The truth is that I need this season to prepare the lessons for the coming year’s Wednesday study of Romans and to map out the year’s Sunday preaching strategy for the coming year as well. That’s what I’m doing. More than any lesson, however, my heart must be prepared by those prayers we know to pray but don’t like very much. “Search me oh God, and see if there is any hurtful way in me…” Asking the Holy Spirit to engage in a ‘search and destroy mission’ in your soul is dangerous prayer. And necessary.

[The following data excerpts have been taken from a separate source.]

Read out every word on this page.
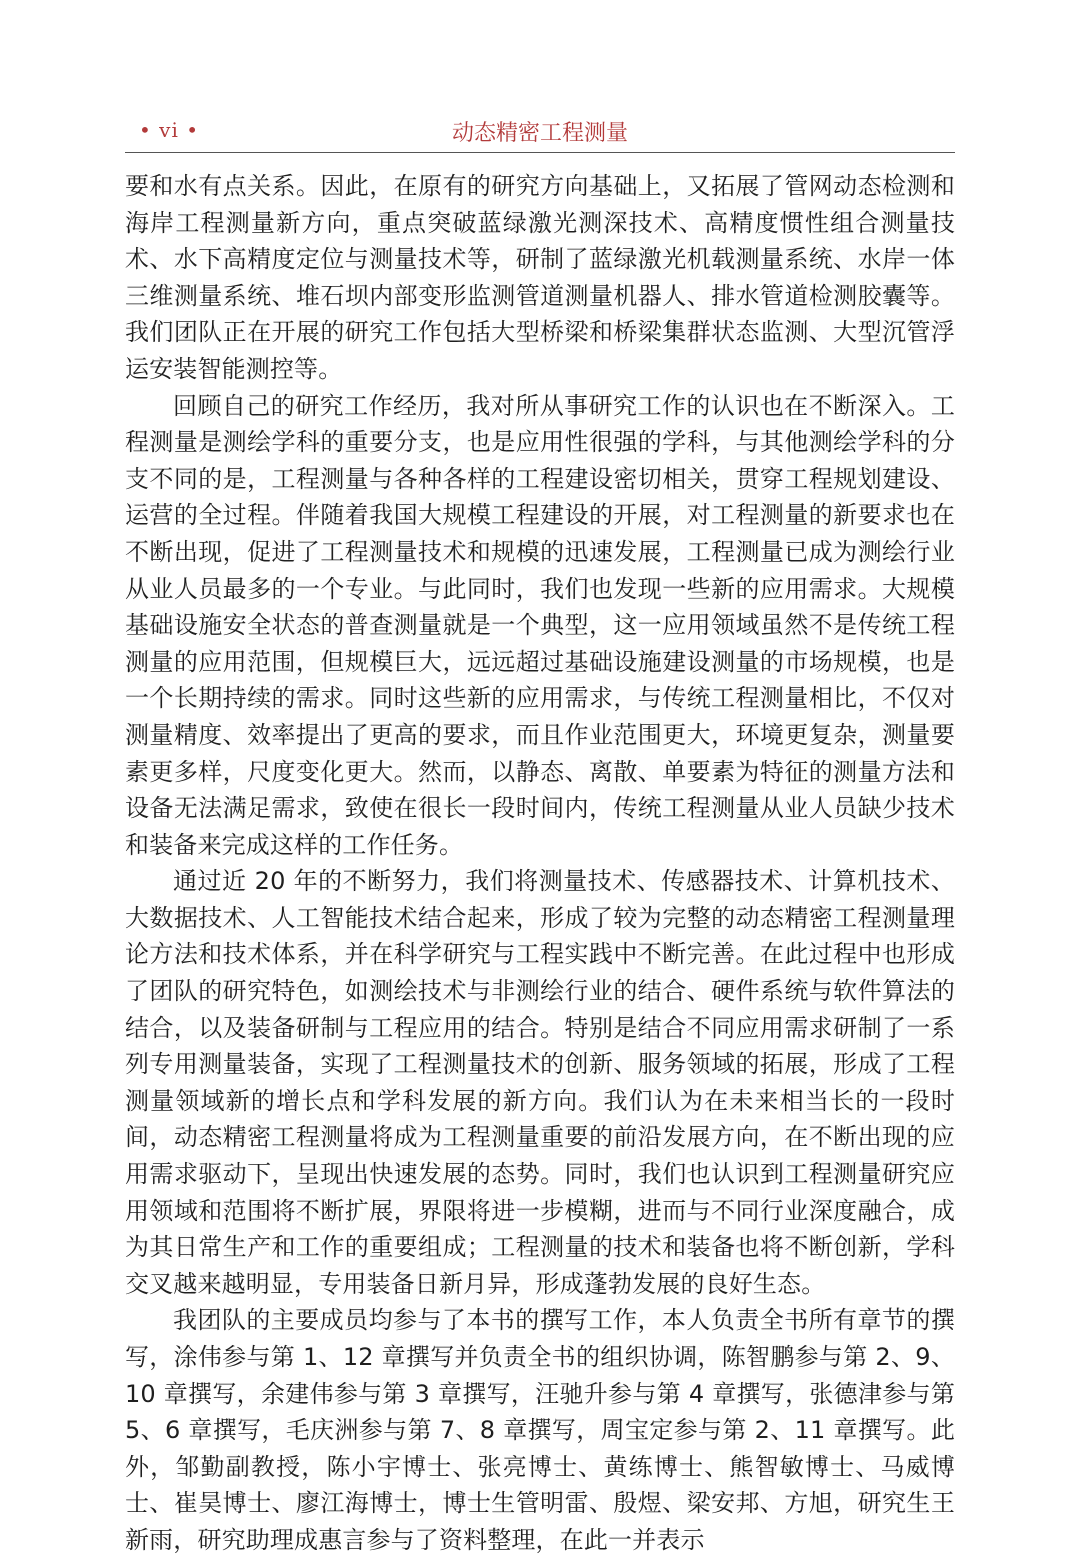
• vi •	动态精密工程测量

要和水有点关系。因此，在原有的研究方向基础上，又拓展了管网动态检测和海岸工程测量新方向，重点突破蓝绿激光测深技术、高精度惯性组合测量技术、水下高精度定位与测量技术等，研制了蓝绿激光机载测量系统、水岸一体三维测量系统、堆石坝内部变形监测管道测量机器人、排水管道检测胶囊等。我们团队正在开展的研究工作包括大型桥梁和桥梁集群状态监测、大型沉管浮运安装智能测控等。

回顾自己的研究工作经历，我对所从事研究工作的认识也在不断深入。工程测量是测绘学科的重要分支，也是应用性很强的学科，与其他测绘学科的分支不同的是，工程测量与各种各样的工程建设密切相关，贯穿工程规划建设、运营的全过程。伴随着我国大规模工程建设的开展，对工程测量的新要求也在不断出现，促进了工程测量技术和规模的迅速发展，工程测量已成为测绘行业从业人员最多的一个专业。与此同时，我们也发现一些新的应用需求。大规模基础设施安全状态的普查测量就是一个典型，这一应用领域虽然不是传统工程测量的应用范围，但规模巨大，远远超过基础设施建设测量的市场规模，也是一个长期持续的需求。同时这些新的应用需求，与传统工程测量相比，不仅对测量精度、效率提出了更高的要求，而且作业范围更大，环境更复杂，测量要素更多样，尺度变化更大。然而，以静态、离散、单要素为特征的测量方法和设备无法满足需求，致使在很长一段时间内，传统工程测量从业人员缺少技术和装备来完成这样的工作任务。

通过近 20 年的不断努力，我们将测量技术、传感器技术、计算机技术、大数据技术、人工智能技术结合起来，形成了较为完整的动态精密工程测量理论方法和技术体系，并在科学研究与工程实践中不断完善。在此过程中也形成了团队的研究特色，如测绘技术与非测绘行业的结合、硬件系统与软件算法的结合，以及装备研制与工程应用的结合。特别是结合不同应用需求研制了一系列专用测量装备，实现了工程测量技术的创新、服务领域的拓展，形成了工程测量领域新的增长点和学科发展的新方向。我们认为在未来相当长的一段时间，动态精密工程测量将成为工程测量重要的前沿发展方向，在不断出现的应用需求驱动下，呈现出快速发展的态势。同时，我们也认识到工程测量研究应用领域和范围将不断扩展，界限将进一步模糊，进而与不同行业深度融合，成为其日常生产和工作的重要组成；工程测量的技术和装备也将不断创新，学科交叉越来越明显，专用装备日新月异，形成蓬勃发展的良好生态。

我团队的主要成员均参与了本书的撰写工作，本人负责全书所有章节的撰写，涂伟参与第 1、12 章撰写并负责全书的组织协调，陈智鹏参与第 2、9、10 章撰写，余建伟参与第 3 章撰写，汪驰升参与第 4 章撰写，张德津参与第 5、6 章撰写，毛庆洲参与第 7、8 章撰写，周宝定参与第 2、11 章撰写。此外，邹勤副教授，陈小宇博士、张亮博士、黄练博士、熊智敏博士、马威博士、崔昊博士、廖江海博士，博士生管明雷、殷煜、梁安邦、方旭，研究生王新雨，研究助理成惠言参与了资料整理，在此一并表示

The further truth is that decent pastors know that they can’t give the church everything she needs even though they must make sure the church gets everything she needs. I have to sit down and make sure the church I serve is edified by voices other than mine. That’s not just because our ears grow dull to the familiar voice and we need to hear old truths through new oracles. It’s because these servants bring a dimension of wisdom and experience we all need, and as it is unique to them and their journey, the church can’t possibly gain those riches through my ministry. Yes, we have guests at various times of the year and a decent teaching team of Pastors as well. But this concentration of weeks rather makes the point in an indelible way, reminding us each Sunday of the value of silence waiting on the whisper. We will be richer people for hearing from Scott Stewart, Charles McGowan, Richie Sessions, and our own Charles Johnson. They’re bringing us Christ, offered to us in the Gospel, as we continue our summer series on Philippians. We need this. We need them.
I’d be grateful if you’d lift your voice in prayer for me as I shut mine down for this brief season. My friend and fellow-elder Jon Reynolds sent me a beautiful prayer this past week as I began the work of waiting. I share it with you here, with thanks to Jon, and to all who regularly pray for me.
Lord, refresh David with Your mercy and grace. In this month of quiet, my prayer is for David to be awestruck anew as he seeks You out. I pray for clarity of vision as he plans out his preaching schedule for the coming year. I pray for relaxing times with his family as he seeks to love them well. Guard and protect him from the lies of the evil one. Remind him of who he really is in You. Thank You for using David as Your vessel of love and grace and strengthen him for the work You have prepared in advance for him to accomplish. In Jesus’ mighty name, Amen.